Le désir d’écrire un roman vient de loin. J’ai fait de nombreuses tentatives avortées. En parallèle, j’ai écrit quelques textes ici ou là, pour des revues, des monographies d’amis, et surtout beaucoup de chansons. J’en suis à mon sixième album solo et certains de mes disques (L’Hôte, Vert-Vert) ou morceaux (Le looping, Le prince noir) s’apparentent presque à de petites nouvelles. La maturation a été lente. Le déclic est venu avec l’idée d’un roman choral. Je m’empêtrais jusqu’alors dans des tentatives romanesques monolithiques où je m’essoufflais à chaque fois. Quand je dépassais une certaine masse de texte, je ne parvenais plus à sentir le rythme, la musicalité, les reliefs. Je manquais d’expérience. En faisant le choix de travailler une multitude de personnages s’exprimant à tour de rôle, j’ai retrouvé des familiarités avec la manière de composer un album de musique où l’on peut élaborer les différentes chansons simultanément, dans une relative indépendance, et remettre à plus tard la question de leur agencement, de leur montage. Ça m’a libéré. Mais il me fallait quelque chose pour faire tenir ces différents récits ensemble, pour les faire respirer dans le même sens. C’est ainsi que m’est venue l’idée de la cérémonie funéraire, un moment où des personnes de tout bord prennent la parole pour rendre hommage à cet être disparu qu’elles ont en commun.
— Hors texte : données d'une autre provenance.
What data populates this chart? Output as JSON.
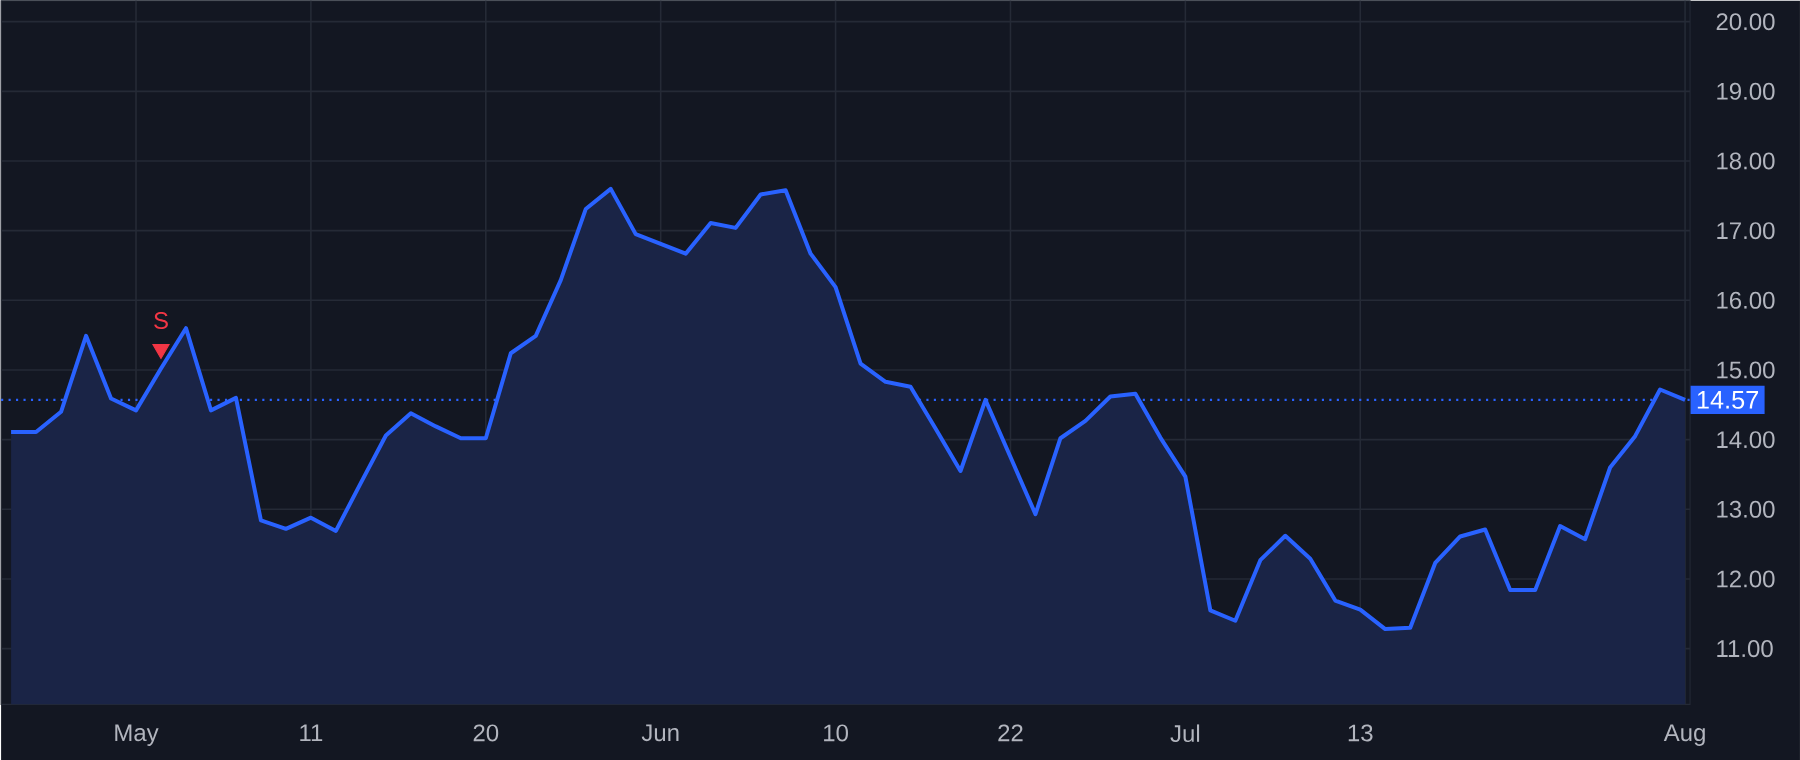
{
  "chart_data": {
    "type": "area",
    "categories": [
      null,
      null,
      null,
      null,
      null,
      "May",
      null,
      null,
      null,
      null,
      null,
      null,
      "11",
      null,
      null,
      null,
      null,
      null,
      null,
      "20",
      null,
      null,
      null,
      null,
      null,
      null,
      "Jun",
      null,
      null,
      null,
      null,
      null,
      null,
      "10",
      null,
      null,
      null,
      null,
      null,
      null,
      "22",
      null,
      null,
      null,
      null,
      null,
      null,
      "Jul",
      null,
      null,
      null,
      null,
      null,
      null,
      "13",
      null,
      null,
      null,
      null,
      null,
      null,
      null,
      null,
      null,
      null,
      null,
      null,
      "Aug"
    ],
    "series": [
      {
        "color": "#2962ff",
        "values": [
          14.11,
          14.11,
          14.4,
          15.49,
          14.59,
          14.42,
          15.02,
          15.6,
          14.42,
          14.6,
          12.84,
          12.72,
          12.88,
          12.69,
          13.38,
          14.06,
          14.38,
          14.19,
          14.02,
          14.02,
          15.24,
          15.49,
          16.29,
          17.31,
          17.6,
          16.95,
          16.81,
          16.67,
          17.11,
          17.04,
          17.52,
          17.58,
          16.67,
          16.19,
          15.09,
          14.83,
          14.76,
          14.16,
          13.55,
          14.57,
          13.75,
          12.93,
          14.02,
          14.27,
          14.62,
          14.66,
          14.03,
          13.47,
          11.55,
          11.4,
          12.27,
          12.62,
          12.29,
          11.69,
          11.56,
          11.28,
          11.3,
          12.23,
          12.61,
          12.71,
          11.84,
          11.84,
          12.76,
          12.57,
          13.6,
          14.05,
          14.72,
          14.57
        ]
      },
      {
        "type": "scatter",
        "name": "S",
        "color": "#f23645",
        "marker": "triangle",
        "values": [
          null,
          null,
          null,
          null,
          null,
          null,
          15.3,
          null,
          null,
          null,
          null,
          null,
          null,
          null,
          null,
          null,
          null,
          null,
          null,
          null,
          null,
          null,
          null,
          null,
          null,
          null,
          null,
          null,
          null,
          null,
          null,
          null,
          null,
          null,
          null,
          null,
          null,
          null,
          null,
          null,
          null,
          null,
          null,
          null,
          null,
          null,
          null,
          null,
          null,
          null,
          null,
          null,
          null,
          null,
          null,
          null,
          null,
          null,
          null,
          null,
          null,
          null,
          null,
          null,
          null,
          null,
          null,
          null
        ]
      }
    ],
    "ylim": [
      10.2,
      20.3
    ],
    "yticks": [
      {
        "value": 11,
        "label": "11.00"
      },
      {
        "value": 12,
        "label": "12.00"
      },
      {
        "value": 13,
        "label": "13.00"
      },
      {
        "value": 14,
        "label": "14.00"
      },
      {
        "value": 15,
        "label": "15.00"
      },
      {
        "value": 16,
        "label": "16.00"
      },
      {
        "value": 17,
        "label": "17.00"
      },
      {
        "value": 18,
        "label": "18.00"
      },
      {
        "value": 19,
        "label": "19.00"
      },
      {
        "value": 20,
        "label": "20.00"
      }
    ],
    "grid": true,
    "ref_lines": [
      {
        "axis": "y",
        "value": 14.57,
        "label": "14.57",
        "color": "#2962ff",
        "line_style": "dotted"
      }
    ]
  }
}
Le personnage de Gobain Machín (je tiens à l’accent sur le i qui donne à ce nom une sonorité hispanique) est finalement arrivé au bout de ce cheminement, lorsque je me suis posé la question de l’identité de ce disparu. Il était important pour moi que son corps n’ait pas été retrouvé, qu’on ait perdu sa trace en montagne, l’idée du cénotaphe permettant à la fois de laisser planer le doute quant à sa disparition et de placer les personnages face à un vide, une page blanche sur laquelle ils pouvaient laisser libre cours à leurs projections. Je suis allé intuitivement vers le milieu de l’art contemporain. Peut-être parce que je pressentais que cette collection de subjectivités avait quelque chose à voir avec les objets hétérogènes qui composent une exposition. Celles et ceux qui prennent la parole sont donc pour la plupart artistes, galeristes, commissaires, collectionneurs, critiques d’art, etc. Gobain, quant à lui, n’est pas inspiré d’une figure particulière, il est un personnage composite qui change d’aspect au gré des portraits qu’en font ses orphelins.
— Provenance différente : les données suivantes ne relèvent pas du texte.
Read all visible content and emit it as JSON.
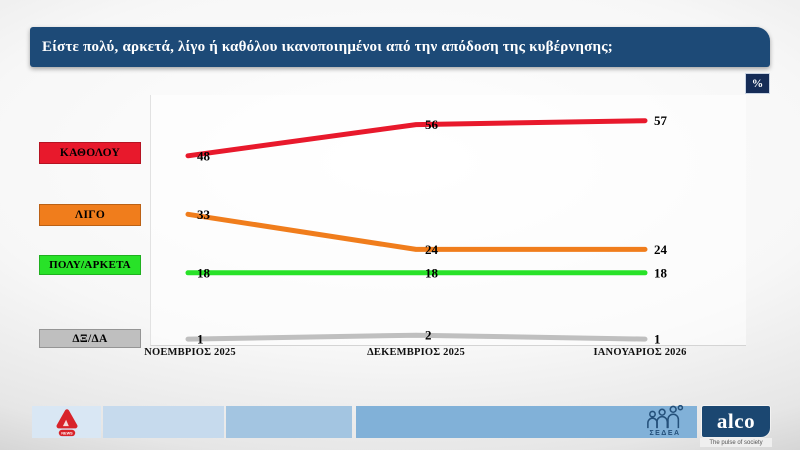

Le titre Hommages s’est imposé dès le début de l’écriture. J’aimais sa simplicité et son caractère programmatique. Et puis, évidemment, à la lecture du roman, on réalise qu’il cache une certaine ironie.
Pour en venir au coeur d’Hommages, il faut sans doute commencer par évoquer cette figure centrale mais dans le même temps absente qu’est Gobain Machín. L’artiste contemporain s’impose d’emblée comme une tâche aveugle autour de laquelle chacun des personnages qui, tour à tour, prend la parole pour lui rendre hommage tente, comme il le peut, d’approcher. “Que puis-je te dire mon cher Gobain ?” apparaît comme la question clef qui guide l’exploration de ce personnage complexe qui “dégageait une force viscérale, vitale, mais aussi paradoxalement, placide, celle des grands artistes du détachement”. Celui qui est encore présenté comme un être singulier sur lequel “la réalité n’avait pas la même prise... que sur le commun des mortels” s’affirme également par “ellipses”.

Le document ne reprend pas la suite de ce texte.